Lose the safety net and banks might find balanceFT.com / Comment & analysis / Comment - Lose the safety net and banks might find balance
By Paul Amery Published: July 22 2008 19:59 | Last updated: July 22 2008 19:59
In 1964, Martin Luther King Jr spoke of “socialism for the rich and rugged free market capitalism for the poor” in the US. Nearly 50 years later, King’s first phrase might describe Britain’s finance industry, which our politicians and regulators are trying so desperately to prop up. From the failed rescue and nationalisation of Northern Rock, to the provision of extra funding and the swapping of illiquid mortgage paper for liquid government securities by the Bank of England and now the repeated attempts by the Financial Services Authority to enlist investors to save Bradford & Bingley, it seems that the free market ends whenever financial institutions are involved.

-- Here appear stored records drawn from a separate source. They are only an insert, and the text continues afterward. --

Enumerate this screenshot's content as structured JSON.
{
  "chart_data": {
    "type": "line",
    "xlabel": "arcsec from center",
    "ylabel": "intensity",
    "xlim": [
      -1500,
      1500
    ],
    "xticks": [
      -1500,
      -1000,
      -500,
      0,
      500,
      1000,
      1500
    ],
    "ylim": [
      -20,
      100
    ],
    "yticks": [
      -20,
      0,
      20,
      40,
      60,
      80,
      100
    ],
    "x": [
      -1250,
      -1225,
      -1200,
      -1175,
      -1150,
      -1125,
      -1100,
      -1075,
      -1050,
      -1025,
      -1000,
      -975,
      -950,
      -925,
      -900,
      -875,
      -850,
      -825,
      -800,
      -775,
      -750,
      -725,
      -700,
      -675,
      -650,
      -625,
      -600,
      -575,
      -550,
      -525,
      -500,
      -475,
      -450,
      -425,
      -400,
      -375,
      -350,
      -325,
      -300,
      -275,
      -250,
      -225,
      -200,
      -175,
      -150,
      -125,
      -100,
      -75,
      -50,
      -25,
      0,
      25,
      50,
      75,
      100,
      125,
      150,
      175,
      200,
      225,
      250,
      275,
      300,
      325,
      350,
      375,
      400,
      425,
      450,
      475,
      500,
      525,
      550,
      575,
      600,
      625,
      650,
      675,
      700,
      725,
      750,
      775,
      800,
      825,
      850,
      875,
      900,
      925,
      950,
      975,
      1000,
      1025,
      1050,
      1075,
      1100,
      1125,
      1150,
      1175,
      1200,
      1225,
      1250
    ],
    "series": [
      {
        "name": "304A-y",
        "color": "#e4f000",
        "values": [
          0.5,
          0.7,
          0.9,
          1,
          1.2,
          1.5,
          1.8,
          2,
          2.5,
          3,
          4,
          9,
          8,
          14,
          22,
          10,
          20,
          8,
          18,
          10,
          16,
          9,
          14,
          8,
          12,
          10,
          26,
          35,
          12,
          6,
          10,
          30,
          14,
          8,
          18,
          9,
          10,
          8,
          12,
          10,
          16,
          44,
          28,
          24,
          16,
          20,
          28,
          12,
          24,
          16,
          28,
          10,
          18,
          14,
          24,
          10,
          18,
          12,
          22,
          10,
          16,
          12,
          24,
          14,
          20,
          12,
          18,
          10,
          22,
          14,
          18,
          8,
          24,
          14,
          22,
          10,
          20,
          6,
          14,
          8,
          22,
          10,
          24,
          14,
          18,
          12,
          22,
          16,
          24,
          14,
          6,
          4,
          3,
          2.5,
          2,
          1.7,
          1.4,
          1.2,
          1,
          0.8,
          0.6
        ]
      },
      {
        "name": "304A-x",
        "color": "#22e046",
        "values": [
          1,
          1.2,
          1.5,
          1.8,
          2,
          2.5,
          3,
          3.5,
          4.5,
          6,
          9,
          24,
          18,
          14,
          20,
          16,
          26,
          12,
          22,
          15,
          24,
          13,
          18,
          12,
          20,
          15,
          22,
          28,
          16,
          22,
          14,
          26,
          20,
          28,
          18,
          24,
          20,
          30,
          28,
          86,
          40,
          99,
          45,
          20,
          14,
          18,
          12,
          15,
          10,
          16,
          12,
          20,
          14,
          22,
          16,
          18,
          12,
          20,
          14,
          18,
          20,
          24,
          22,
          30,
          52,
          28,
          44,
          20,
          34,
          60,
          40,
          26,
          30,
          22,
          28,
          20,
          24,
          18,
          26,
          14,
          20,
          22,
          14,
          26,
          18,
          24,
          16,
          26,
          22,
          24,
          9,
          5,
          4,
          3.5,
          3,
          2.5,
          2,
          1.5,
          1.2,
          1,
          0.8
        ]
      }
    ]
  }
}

Paul Amery highlights the fact that has been discussed in financial and policy circles for almost a year now. The free financial markets require large-scale state intervention when they are about to fail, because the costs of failure are too large.
I think Amery is too sanguine when he notes that banks have failed in the past with little impact on economic growth (eg England in the nineteenth century and Russia in the late 1990s). Bank failures can ruin individuals and if they are not speculators an injustice is done. And if depositors perceived higher risks, they would demand higher interest on their cash.
The way forward is for banks to pay up front into a fund that can be used in crises.
As for the socialisation of finance - perhaps the experiences of the past eleven months have simply highlighted that taxpayer funded government and infrastructure are essential to build up the 'commonwealth' on which successful finance and business depend.